Figure 13: Verifications
One of these is performed by the cross-zone verifier, which synchronizes data mappings between clients upstream and the system. Another is the index verifier, which scans the index table to confirm if specific blobs are present in each storage machine: we simply ask if the machine has the blob based on its loaded extents, without actually fetching the content. The watcher is another component that performs full validation of the blobs themselves, with sampling done after one minute, an hour, a day, and a week. We also have the trash inspector, which ensures that all hashes within an extent are deleted once the extent is deleted.
Operations
With Magic Pocket we deal with lots of migrations since we operate out of multiple data centers. We manage a very large fleet of storage machines, and it's important to know what's happening all the time. There's a lot of automated chaos taking place, so we have tons of disaster recovery events to test the reliability of our system: upgrading at this scale is just as difficult as the system itself. Managing background traffic is one of our key operations since it accounts for most of our traffic and disk IOPS. The disk scrubber constantly scans through all of the traffic and checks the checksum for the extents. We categorize traffic by service into different tiers, and live traffic is prioritized by the network.
The control plane generates plans for a lot of the background traffic based on forecasts we have about a data center migration: we take into account the type of migration we are doing, such as for cold storage, and plan accordingly.
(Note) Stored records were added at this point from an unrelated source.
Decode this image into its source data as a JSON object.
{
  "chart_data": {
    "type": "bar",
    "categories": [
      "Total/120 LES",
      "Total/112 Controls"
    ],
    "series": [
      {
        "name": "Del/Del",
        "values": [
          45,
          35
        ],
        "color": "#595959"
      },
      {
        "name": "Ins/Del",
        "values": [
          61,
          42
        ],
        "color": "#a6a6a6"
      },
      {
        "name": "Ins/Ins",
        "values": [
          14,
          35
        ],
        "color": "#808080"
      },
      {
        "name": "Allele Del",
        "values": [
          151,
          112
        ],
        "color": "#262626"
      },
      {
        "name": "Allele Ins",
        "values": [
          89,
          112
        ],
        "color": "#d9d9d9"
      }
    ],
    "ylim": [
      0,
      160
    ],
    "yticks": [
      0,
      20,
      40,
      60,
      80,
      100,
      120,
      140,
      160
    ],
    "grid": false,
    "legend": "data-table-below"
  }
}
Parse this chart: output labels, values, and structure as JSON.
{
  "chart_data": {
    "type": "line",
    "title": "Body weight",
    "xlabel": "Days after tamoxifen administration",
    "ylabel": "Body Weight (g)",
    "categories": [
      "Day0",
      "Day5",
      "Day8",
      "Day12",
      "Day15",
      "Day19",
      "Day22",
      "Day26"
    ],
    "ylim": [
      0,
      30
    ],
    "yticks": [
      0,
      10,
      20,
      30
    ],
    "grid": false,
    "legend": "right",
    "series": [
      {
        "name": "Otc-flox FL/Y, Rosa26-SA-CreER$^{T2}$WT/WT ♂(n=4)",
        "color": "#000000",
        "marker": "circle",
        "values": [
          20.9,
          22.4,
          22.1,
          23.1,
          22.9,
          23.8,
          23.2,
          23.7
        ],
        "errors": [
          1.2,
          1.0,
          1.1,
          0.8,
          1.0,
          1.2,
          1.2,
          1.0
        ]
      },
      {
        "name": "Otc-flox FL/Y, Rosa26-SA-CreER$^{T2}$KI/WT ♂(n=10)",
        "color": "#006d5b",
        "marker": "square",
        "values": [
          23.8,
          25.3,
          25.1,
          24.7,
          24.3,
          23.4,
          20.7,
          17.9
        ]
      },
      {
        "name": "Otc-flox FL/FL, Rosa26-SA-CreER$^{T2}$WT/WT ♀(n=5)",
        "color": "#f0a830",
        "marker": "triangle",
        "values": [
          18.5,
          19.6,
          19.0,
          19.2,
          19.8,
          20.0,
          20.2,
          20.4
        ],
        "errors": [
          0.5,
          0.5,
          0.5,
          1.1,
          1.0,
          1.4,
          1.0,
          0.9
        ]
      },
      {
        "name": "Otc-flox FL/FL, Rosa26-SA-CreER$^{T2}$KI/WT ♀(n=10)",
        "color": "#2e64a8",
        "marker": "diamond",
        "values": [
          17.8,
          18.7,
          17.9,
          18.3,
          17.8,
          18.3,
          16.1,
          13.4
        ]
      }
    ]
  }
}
We deal with a lot of failures in our system: we have to repair 4 extents every second, which can be anywhere from 1 to 2 GBs in size. We have a pretty strict SLA on repairs (less than 48 hours) and, as it is part of our durability model, we want to keep this repair time as low as possible. Our OSDs get allocated into the system automatically based on the size of the cell and current utilization.
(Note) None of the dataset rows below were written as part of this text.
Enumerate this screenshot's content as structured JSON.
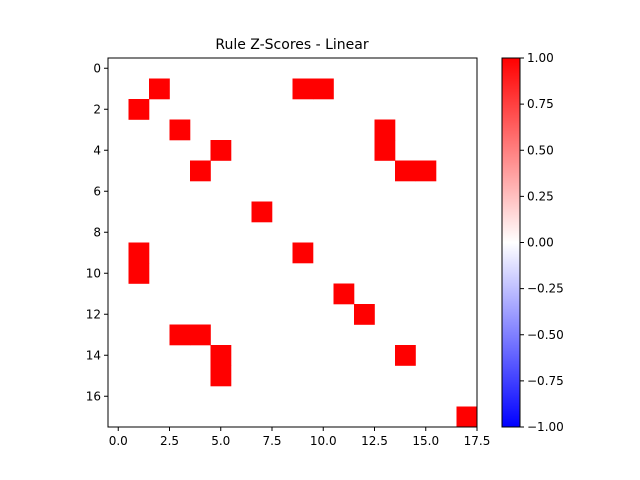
{
  "chart_data": {
    "type": "heatmap",
    "title": "Rule Z-Scores - Linear",
    "xlabel": "",
    "ylabel": "",
    "rows": 18,
    "cols": 18,
    "xlim": [
      -0.5,
      17.5
    ],
    "ylim": [
      17.5,
      -0.5
    ],
    "x_ticks": [
      0,
      2.5,
      5,
      7.5,
      10,
      12.5,
      15,
      17.5
    ],
    "x_tick_labels": [
      "0.0",
      "2.5",
      "5.0",
      "7.5",
      "10.0",
      "12.5",
      "15.0",
      "17.5"
    ],
    "y_ticks": [
      0,
      2,
      4,
      6,
      8,
      10,
      12,
      14,
      16
    ],
    "y_tick_labels": [
      "0",
      "2",
      "4",
      "6",
      "8",
      "10",
      "12",
      "14",
      "16"
    ],
    "background_value": 0,
    "cells": [
      {
        "row": 1,
        "col": 2,
        "value": 1.0
      },
      {
        "row": 1,
        "col": 9,
        "value": 1.0
      },
      {
        "row": 1,
        "col": 10,
        "value": 1.0
      },
      {
        "row": 2,
        "col": 1,
        "value": 1.0
      },
      {
        "row": 3,
        "col": 3,
        "value": 1.0
      },
      {
        "row": 3,
        "col": 13,
        "value": 1.0
      },
      {
        "row": 4,
        "col": 5,
        "value": 1.0
      },
      {
        "row": 4,
        "col": 13,
        "value": 1.0
      },
      {
        "row": 5,
        "col": 4,
        "value": 1.0
      },
      {
        "row": 5,
        "col": 14,
        "value": 1.0
      },
      {
        "row": 5,
        "col": 15,
        "value": 1.0
      },
      {
        "row": 7,
        "col": 7,
        "value": 1.0
      },
      {
        "row": 9,
        "col": 1,
        "value": 1.0
      },
      {
        "row": 9,
        "col": 9,
        "value": 1.0
      },
      {
        "row": 10,
        "col": 1,
        "value": 1.0
      },
      {
        "row": 11,
        "col": 11,
        "value": 1.0
      },
      {
        "row": 12,
        "col": 12,
        "value": 1.0
      },
      {
        "row": 13,
        "col": 3,
        "value": 1.0
      },
      {
        "row": 13,
        "col": 4,
        "value": 1.0
      },
      {
        "row": 14,
        "col": 5,
        "value": 1.0
      },
      {
        "row": 14,
        "col": 14,
        "value": 1.0
      },
      {
        "row": 15,
        "col": 5,
        "value": 1.0
      },
      {
        "row": 17,
        "col": 17,
        "value": 1.0
      }
    ],
    "colorbar": {
      "colormap": "bwr",
      "min": -1.0,
      "max": 1.0,
      "ticks": [
        1.0,
        0.75,
        0.5,
        0.25,
        0.0,
        -0.25,
        -0.5,
        -0.75,
        -1.0
      ],
      "tick_labels": [
        "1.00",
        "0.75",
        "0.50",
        "0.25",
        "0.00",
        "−0.25",
        "−0.50",
        "−0.75",
        "−1.00"
      ],
      "colors": {
        "low": "#0000ff",
        "mid": "#ffffff",
        "high": "#ff0000"
      }
    }
  }
}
We also have a lot of migrations to different data centers.
Figure 14: Migrations
Two years ago, we migrated out of the SJC region, and it took extensive planning to make it happen. For very large migrations, like hundreds of PBs, there is significant preparation going on behind the scenes, and we give ourselves extra time to make sure that we can finish the migration in time.
Forecasting
Forecasting is a crucial part of managing our storage system at this scale. We are constantly dealing with the challenge of storage growth, which can sometimes be unexpected and require us to quickly adapt and absorb the new data into our system. Additionally, we may face capacity issues due to supply chain disruptions like those caused by the COVID pandemic: as soon as we identify any potential problems, we start working on backup plans as it takes a considerable amount of time to order and deliver new capacity to the data centers. Our forecasts are directly integrated into the control plane, which helps us execute migrations based on the information provided by our capacity teams.
Conclusion
Managing Magic Pocket, four key lessons have helped us maintain the system:
- Protect and verify
- Okay to move slow at scale
- Keep things simple
- Prepare for the worst
First and foremost, we prioritize protecting and verifying our system. It requires a significant amount of overhead, but it's crucial to have end-to-end verification to ensure consistency and reliability.
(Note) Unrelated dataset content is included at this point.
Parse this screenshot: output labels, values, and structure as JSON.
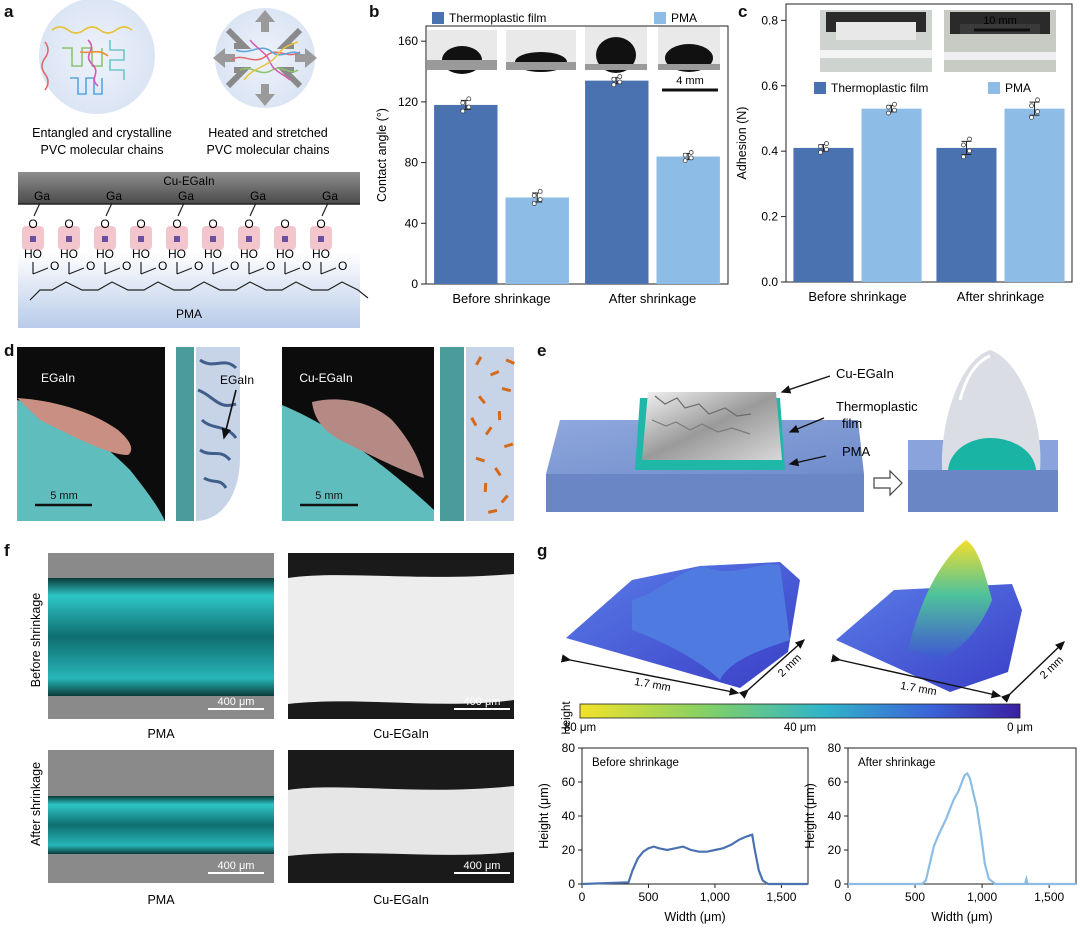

At this scale, it's important to move slowly and steadily. We prioritize durability and take the time to wait for verifications before deploying anything new. We always consider the risks and prepare for worst-case scenarios.
Simplicity is also a crucial factor. We aim to keep things simple, especially during large-scale migrations, as too many optimizations can create a complicated mental model that makes planning and debugging difficult.
In addition, we always have a backup plan in case of failures or issues during migrations or deployments. We ensure that changes are not a one-way door and can be reversed if necessary. Overall, managing a storage system of this scale requires a careful balance of protection, verification, simplicity, and preparation.